Ik denk dat je uit het scheppingsverhaal geen kosmo- of chronologie moet willen afleiden. De boodschap is simpel en helder. Om ons even op de schepping van het licht te concentreren: het verschijnsel licht “an sich”, waarvan wij elke dag mogen genieten, is niet een vanzelf ontstaan natuurkundig fenomeen, maar is door God de Schepper planmatig ontworpen. En door Hem vervolgens gebonden aan lichtdragers zoals wij mensen die aan het firmament kunnen waarnemen. Daar zit een Masterplan achter. En bovendien: die lichtdragers zijn er ook nog eens ten dienste van mens en natuur (Genesis 1 : 14 – 18)!
Dat laatste lijkt alweer een absurde gedachte. Dat al die miljarden hemellichamen in dat immense heelal speciaal geschapen zouden zijn met het oog op mens, plant en dier op aarde. Op dat ene onooglijke stipje in een uithoek van één van die ontelbare sterrenstelsels. Een achterhaald geocentrisch wereldbeeld, zou je zeggen.
Toch is het iets om even bij stil te staan.

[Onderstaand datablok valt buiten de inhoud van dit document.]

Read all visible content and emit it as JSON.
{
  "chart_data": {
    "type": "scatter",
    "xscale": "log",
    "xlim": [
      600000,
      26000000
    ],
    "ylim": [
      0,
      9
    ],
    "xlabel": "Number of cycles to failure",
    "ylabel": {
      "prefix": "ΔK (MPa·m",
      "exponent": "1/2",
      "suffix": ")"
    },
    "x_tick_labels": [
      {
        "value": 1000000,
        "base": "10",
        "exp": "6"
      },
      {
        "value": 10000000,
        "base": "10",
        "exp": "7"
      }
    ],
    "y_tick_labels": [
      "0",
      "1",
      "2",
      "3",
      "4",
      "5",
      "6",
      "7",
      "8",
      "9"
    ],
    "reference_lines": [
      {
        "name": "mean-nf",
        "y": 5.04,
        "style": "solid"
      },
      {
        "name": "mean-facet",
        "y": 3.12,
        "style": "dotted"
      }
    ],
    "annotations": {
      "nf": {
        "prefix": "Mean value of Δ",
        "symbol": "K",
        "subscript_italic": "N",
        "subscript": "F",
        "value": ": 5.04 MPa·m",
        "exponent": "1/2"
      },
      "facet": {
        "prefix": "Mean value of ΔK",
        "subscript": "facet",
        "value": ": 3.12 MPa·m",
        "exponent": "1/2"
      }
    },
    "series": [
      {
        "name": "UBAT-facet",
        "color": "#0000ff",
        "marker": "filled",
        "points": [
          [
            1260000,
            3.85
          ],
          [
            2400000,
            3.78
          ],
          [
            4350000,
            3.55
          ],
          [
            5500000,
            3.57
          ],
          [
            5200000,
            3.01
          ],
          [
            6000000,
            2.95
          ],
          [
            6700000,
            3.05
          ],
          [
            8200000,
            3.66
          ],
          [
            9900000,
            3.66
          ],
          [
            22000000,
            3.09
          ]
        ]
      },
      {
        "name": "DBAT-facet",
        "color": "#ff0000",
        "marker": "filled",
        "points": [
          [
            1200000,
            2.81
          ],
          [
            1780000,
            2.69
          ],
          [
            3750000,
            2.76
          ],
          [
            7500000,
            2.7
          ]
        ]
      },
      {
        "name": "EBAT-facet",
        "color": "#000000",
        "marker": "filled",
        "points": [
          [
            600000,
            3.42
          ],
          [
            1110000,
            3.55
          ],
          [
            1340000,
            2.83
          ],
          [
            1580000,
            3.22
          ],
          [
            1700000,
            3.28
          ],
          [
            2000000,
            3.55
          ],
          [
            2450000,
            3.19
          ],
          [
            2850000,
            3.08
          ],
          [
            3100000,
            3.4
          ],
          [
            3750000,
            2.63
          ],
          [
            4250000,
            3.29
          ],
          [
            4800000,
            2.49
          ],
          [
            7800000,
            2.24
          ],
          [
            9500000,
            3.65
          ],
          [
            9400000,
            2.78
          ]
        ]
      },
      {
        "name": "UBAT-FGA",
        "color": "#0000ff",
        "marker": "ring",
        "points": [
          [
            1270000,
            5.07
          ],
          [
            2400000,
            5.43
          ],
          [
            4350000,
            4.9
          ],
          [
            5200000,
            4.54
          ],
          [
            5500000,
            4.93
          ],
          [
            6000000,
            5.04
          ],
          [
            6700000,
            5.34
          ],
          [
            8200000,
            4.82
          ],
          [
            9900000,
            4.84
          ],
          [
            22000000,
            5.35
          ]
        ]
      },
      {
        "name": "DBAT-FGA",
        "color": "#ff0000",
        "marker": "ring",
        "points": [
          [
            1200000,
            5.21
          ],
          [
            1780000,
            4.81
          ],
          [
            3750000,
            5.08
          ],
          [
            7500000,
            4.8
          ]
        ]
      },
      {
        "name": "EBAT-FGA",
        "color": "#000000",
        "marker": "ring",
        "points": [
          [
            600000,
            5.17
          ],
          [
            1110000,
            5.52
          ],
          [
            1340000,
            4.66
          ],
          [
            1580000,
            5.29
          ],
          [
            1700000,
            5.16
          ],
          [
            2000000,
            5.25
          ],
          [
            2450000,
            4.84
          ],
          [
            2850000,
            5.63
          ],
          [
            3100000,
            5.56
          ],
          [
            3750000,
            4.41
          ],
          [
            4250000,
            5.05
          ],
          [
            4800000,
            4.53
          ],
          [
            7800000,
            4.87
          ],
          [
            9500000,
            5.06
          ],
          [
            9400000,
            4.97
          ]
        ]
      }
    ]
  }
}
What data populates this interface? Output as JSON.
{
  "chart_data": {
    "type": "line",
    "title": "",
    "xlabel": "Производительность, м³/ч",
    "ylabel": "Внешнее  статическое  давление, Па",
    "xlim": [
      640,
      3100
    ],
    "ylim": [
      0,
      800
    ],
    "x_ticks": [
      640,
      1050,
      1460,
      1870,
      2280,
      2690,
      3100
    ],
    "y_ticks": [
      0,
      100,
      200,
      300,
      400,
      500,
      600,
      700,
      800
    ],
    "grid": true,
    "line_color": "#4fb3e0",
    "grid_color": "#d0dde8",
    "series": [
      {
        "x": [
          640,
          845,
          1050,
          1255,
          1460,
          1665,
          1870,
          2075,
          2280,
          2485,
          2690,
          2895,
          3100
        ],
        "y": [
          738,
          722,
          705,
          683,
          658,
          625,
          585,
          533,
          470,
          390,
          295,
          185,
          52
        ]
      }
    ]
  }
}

Want wat is eigenlijk het “nut” van al die sterren; wie heeft daar wat aan? Behalve dan dat ze er zijn tot eer en meerdere glorie van de Schepper. Er zijn geen marsmannetjes die er profijt van hebben. En ook de andere planeten van het zonnestelsel zijn woest en onherbergzaam. Hetzelfde geldt, alle speculaties ten spijt, voorzover wij weten van andere planeten in de ruimte. De enige schepselen die er daadwerkelijk profijt van hebben, zijn de wezens die in de flinterdunne atmosfeer rond de planeet aarde leven. De zon fungeert hier als energiemotor van het leven, en bepaalt dag-en-nacht-ritme en seizoenen. De maan en de sterren dienen de oriëntatie bij nacht.
Zo is het door God bedoeld en tot stand gebracht, vertelt Genesis 1. Is het niet adembenemend?!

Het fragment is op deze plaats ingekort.